June 28, 2016

New York media piles on after Twins beat Yanks

The Twins pulled off the unthinkable on Sunday, beating the New York Yankees at Yankee Stadium with six home runs and a pitching performance that was nearly perfect, including eight strikeouts, from starter Tyler Duffey.

But that kind of loss apparently doesn’t sit well with the New York media, which are no doubt accustomed to a team that wins big and brings home championships — not one hovering around .500.

As if to goad the Yankees, the New York tabloids seemed to go out of the way to paint the Twins in the worst possible terms. In other words, how could the Yankees lose to THIS team?

Some examples:

-New York Daily News headline: “Yankees give up six homers to major-league worst Twins in 7-1 loss.”

-From the same story: “(Tyler) Duffey had been one of the worst pitchers in the majors this year, but made the Yankees look completely inept.” Former Twin Aaron Hicks, who broke up the perfect game bid with a double in the sixth, also saved “the Yankees from utter embarrassment.”

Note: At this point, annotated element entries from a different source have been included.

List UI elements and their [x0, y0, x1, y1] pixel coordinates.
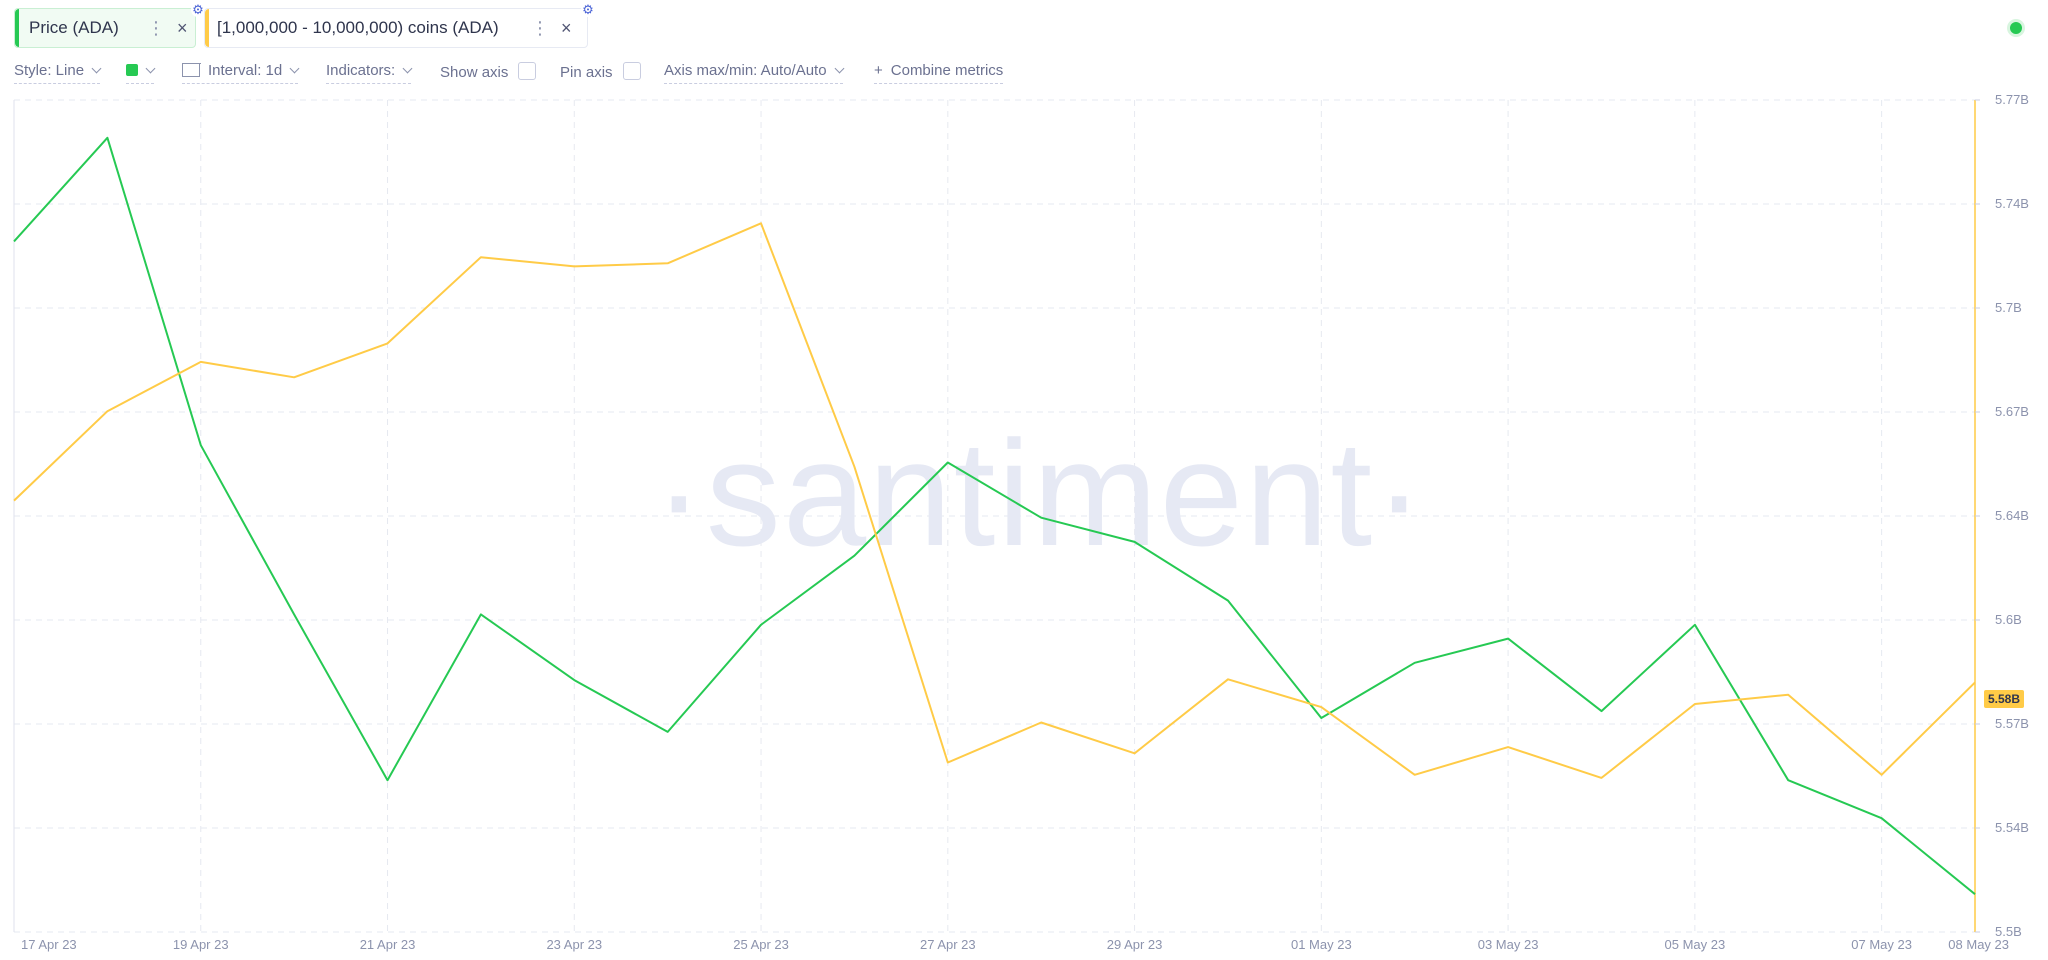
y-tick-label: 5.77B	[1995, 92, 2029, 107]
current-value-badge-bg	[1984, 690, 2024, 708]
interval-dropdown[interactable]: Interval: 1d	[181, 62, 300, 84]
y-tick-label: 5.5B	[1995, 924, 2022, 939]
combine-metrics-label: Combine metrics	[890, 62, 1004, 79]
metric-tab-label: Price (ADA)	[29, 18, 119, 37]
y-tick-label: 5.54B	[1995, 820, 2029, 835]
x-tick-label: 01 May 23	[1291, 937, 1352, 952]
y-tick-label: 5.57B	[1995, 716, 2029, 731]
combine-metrics-button[interactable]: + Combine metrics	[874, 62, 1004, 84]
pin-axis-checkbox[interactable]	[622, 62, 641, 80]
current-value-badge-text: 5.58B	[1988, 692, 2020, 706]
x-tick-label: 23 Apr 23	[546, 937, 602, 952]
style-label: Style: Line	[14, 62, 85, 79]
metric-tab-label: [1,000,000 - 10,000,000) coins (ADA)	[217, 18, 499, 37]
y-tick-label: 5.64B	[1995, 508, 2029, 523]
metric-color-bar	[15, 9, 19, 47]
grid	[14, 99, 1975, 933]
more-options-icon[interactable]: ⋮	[147, 18, 165, 38]
series-lines	[13, 136, 1976, 895]
close-icon[interactable]: ×	[561, 18, 572, 38]
current-value-badge: 5.58B	[1984, 690, 2024, 708]
show-axis-label: Show axis	[440, 64, 509, 81]
metric-tab-holders[interactable]: [1,000,000 - 10,000,000) coins (ADA) ⋮ ×…	[204, 3, 595, 48]
watermark: ·santiment·	[654, 409, 1426, 577]
x-tick-label: 25 Apr 23	[733, 937, 789, 952]
color-swatch	[126, 64, 138, 76]
x-tick-label: 27 Apr 23	[920, 937, 976, 952]
more-options-icon[interactable]: ⋮	[531, 18, 549, 38]
pin-axis-toggle[interactable]: Pin axis	[560, 62, 641, 85]
x-tick-label: 21 Apr 23	[360, 937, 416, 952]
x-tick-label: 07 May 23	[1851, 937, 1912, 952]
y-tick-label: 5.67B	[1995, 404, 2029, 419]
x-axis: 17 Apr 23 19 Apr 23 21 Apr 23 23 Apr 23 25 A…	[21, 937, 2009, 952]
x-tick-label: 03 May 23	[1478, 937, 1539, 952]
x-tick-label: 05 May 23	[1665, 937, 1726, 952]
series-line-holders	[13, 222, 1976, 779]
settings-icon[interactable]: ⚙	[191, 2, 205, 17]
indicators-dropdown[interactable]: Indicators:	[326, 62, 413, 84]
interval-label: Interval: 1d	[208, 62, 283, 79]
series-line-price	[13, 136, 1976, 895]
settings-icon[interactable]: ⚙	[581, 2, 595, 17]
color-picker[interactable]	[126, 62, 156, 84]
axis-minmax-label: Axis max/min: Auto/Auto	[664, 62, 827, 79]
axis-minmax-dropdown[interactable]: Axis max/min: Auto/Auto	[664, 62, 845, 84]
y-tick-label: 5.7B	[1995, 300, 2022, 315]
x-tick-label: 08 May 23	[1948, 937, 2009, 952]
x-tick-label: 17 Apr 23	[21, 937, 77, 952]
x-tick-label: 29 Apr 23	[1107, 937, 1163, 952]
show-axis-checkbox[interactable]	[518, 62, 537, 80]
style-dropdown[interactable]: Style: Line	[14, 62, 102, 84]
ruler-icon	[181, 63, 201, 77]
y-axis: 5.77B 5.74B 5.7B 5.67B 5.64B 5.6B 5.57B 5.54B 5.…	[1975, 92, 2029, 939]
live-status-indicator	[2010, 22, 2022, 34]
y-tick-label: 5.74B	[1995, 196, 2029, 211]
y-tick-label: 5.6B	[1995, 612, 2022, 627]
show-axis-toggle[interactable]: Show axis	[440, 62, 537, 85]
metric-tab-price[interactable]: Price (ADA) ⋮ × ⚙	[14, 3, 205, 48]
x-tick-label: 19 Apr 23	[173, 937, 229, 952]
indicators-label: Indicators:	[326, 62, 396, 79]
pin-axis-label: Pin axis	[560, 64, 613, 81]
metric-color-bar	[205, 9, 209, 47]
plus-icon: +	[874, 62, 883, 79]
close-icon[interactable]: ×	[177, 18, 188, 38]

-From the no respect file: Yankees manager Joe Girardi, as quoted by the Daily News: “You win five out of seven against Minnesota, you can live with that.”

-From a Daily News columnist: He refers to the team from Minnesota as the “terrible Twins,” and that the Yankees “played the perfect opponent” when they won 2-1 on Saturday.

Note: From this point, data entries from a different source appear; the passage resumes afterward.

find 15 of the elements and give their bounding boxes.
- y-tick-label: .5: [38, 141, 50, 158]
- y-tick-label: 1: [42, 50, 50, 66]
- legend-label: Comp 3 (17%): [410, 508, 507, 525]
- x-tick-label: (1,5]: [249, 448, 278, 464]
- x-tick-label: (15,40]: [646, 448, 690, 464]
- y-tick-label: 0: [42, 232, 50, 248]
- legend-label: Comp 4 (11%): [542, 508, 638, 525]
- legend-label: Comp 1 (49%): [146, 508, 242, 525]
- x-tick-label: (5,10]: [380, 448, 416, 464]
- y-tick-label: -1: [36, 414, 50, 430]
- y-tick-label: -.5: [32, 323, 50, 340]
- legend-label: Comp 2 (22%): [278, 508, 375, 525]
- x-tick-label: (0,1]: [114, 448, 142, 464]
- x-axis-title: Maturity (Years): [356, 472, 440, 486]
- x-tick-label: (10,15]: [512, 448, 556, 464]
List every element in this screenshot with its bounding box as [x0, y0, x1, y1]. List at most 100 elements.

-New York Post headline: “Yanks have no answer for pitcher everyone’s had answers for.”

-Another Post story: “Say hello to the Rangers, the club with the best record in the AL as the Twins, easily the worst team in baseball (really?), departed the Bronx” with a 7-1 victory.

Sheesh, guys, the Twins are admittedly struggling, but worst in baseball? The Twins are 24-51, the Atlanta Braves, 26-50, and the Cincinnati Reds, 29-48. It would appear “worst” is still up for grabs.


Hi, I’m Rolf Boone, Twins fan.

I became a fan of the Minnesota Twins after a friendly wager in the early 1980s. I survived Ron Davis, the meltdown in Cleveland, Phil Bradley at the Kingdome and then marveled at a rising generation of stars and two World Series wins in 1987 and 1991. Brad Radke made the 1990s bearable, while Kirby Puckett’s eye injury, exit from the game and eventual death made it almost too much to bear. The new century ushered in more talent — Joe Mauer, Johan Santana, Joe Nathan, Torii Hunter, Justin Morneau — and consecutive seasons of playoff baseball, followed by consecutive seasons of losing baseball. A winning season returned in 2015. So here we are. Go Twins.